Example: He is forever making unfavourable comments about his mother-in-law.


  • with 'always', 'very often', 'forever', 'constantly' to describe an action that happens many times or frequently.

Example: My old car is always breaking down.

Example: I very often go to my mum's for tea or coffee.

Example: He told her that their love would last forever.

Example: She is constantly reminding me to pay back the money I owe her.


  • with time expressions such as now, at this moment, at present, in a minute, just now, today, tonight, tomorrow, nowadays, this week, next week, these days, this year.


With present continuous tense questions, we use: am/are/is + subject +
Am I angry? What are your cats doing in my garden? Is your dog barking at the postman?

We use the present continuous tense in the following ways:
Statement: I am shaving – we place the verb to be (am/is/are) after the subject (I).
Negative: He is not sleeping – we place not after the verb to be (am/is/are).
Question: Are they coming here? – we place the verb to be (am/is/are) before the subject (they)


Non-action verbs
There are verbs which are known as non-action verbs. These verbs do not describe actions in progress, and so are not used in the present continuous tense. They are expressed in simple present tense as they refer to states or conditions rather than actions. Non-action verbs include the followings:

agree appear assume be believe belong consider consist contain cost depend deserve dislike doubt envy exist fear feel find fit forget hate have hear hold hope imagine include know like look love matter mean measure mind need notice owe own possess prefer realize recognize regret remember resemble see seem smell sound suppose taste think understand want weigh wish

Some of the above non-action verbs (in bold), however, may be used in the simple present tense and the present continuous tenses because they have different meanings.

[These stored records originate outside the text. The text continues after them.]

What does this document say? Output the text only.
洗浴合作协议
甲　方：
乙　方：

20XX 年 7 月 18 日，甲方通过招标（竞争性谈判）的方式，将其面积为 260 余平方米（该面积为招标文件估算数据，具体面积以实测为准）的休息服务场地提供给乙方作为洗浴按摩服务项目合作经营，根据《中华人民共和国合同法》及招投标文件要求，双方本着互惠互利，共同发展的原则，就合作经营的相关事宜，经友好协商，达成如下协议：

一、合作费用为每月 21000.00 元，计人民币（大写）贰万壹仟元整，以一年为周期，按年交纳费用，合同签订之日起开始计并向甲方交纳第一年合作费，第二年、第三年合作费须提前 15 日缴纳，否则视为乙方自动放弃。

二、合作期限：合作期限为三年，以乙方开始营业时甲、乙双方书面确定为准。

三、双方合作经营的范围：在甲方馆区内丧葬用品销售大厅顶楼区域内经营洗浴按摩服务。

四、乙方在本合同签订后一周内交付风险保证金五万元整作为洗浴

Verbs not used in continuous tense
We use the simple present tense for some verbs which are not normally used in the present continuous tense.

The parrot belongs to my grandmother. (NOT: The parrot is belonging to my grandmother.)
She hates homework and housework. (NOT: She is hating homework and housework.)
Sue knows the secret to making good bread. (NOT: Sue is knowing the secret to making good bread.)
We understand how computers work. (NOT: We are understanding how computers work.)
I always want to participate in a bullfight. (NOT: I'm always wanting to participate in a bullfight.)


More examples:
Present continuous tense
I am feeling a little better today. (experience emotion)
We are having a lot of difficulties with our new computer system. (experience something)
Mr. Oldegg is seeing a client at 2.30. (have a meeting)
They are thinking about buying a flat in the city. (consider doing something)


Using present continuous for short answers

  • We do not use contractions for positive short answers.

Yes, I am / Yes, we are. (NOT: Yes, I'm / Yes, we're)


  • We use contractions for negative short answers.

Is he your big brother? No, he isn't.


  • We use pronouns in answers to replace nouns.

Are those dogs yours? Yes, they are.


  • We do not repeat the main verb in short answers.

Are you coming in? Yes, we are / No, we are not.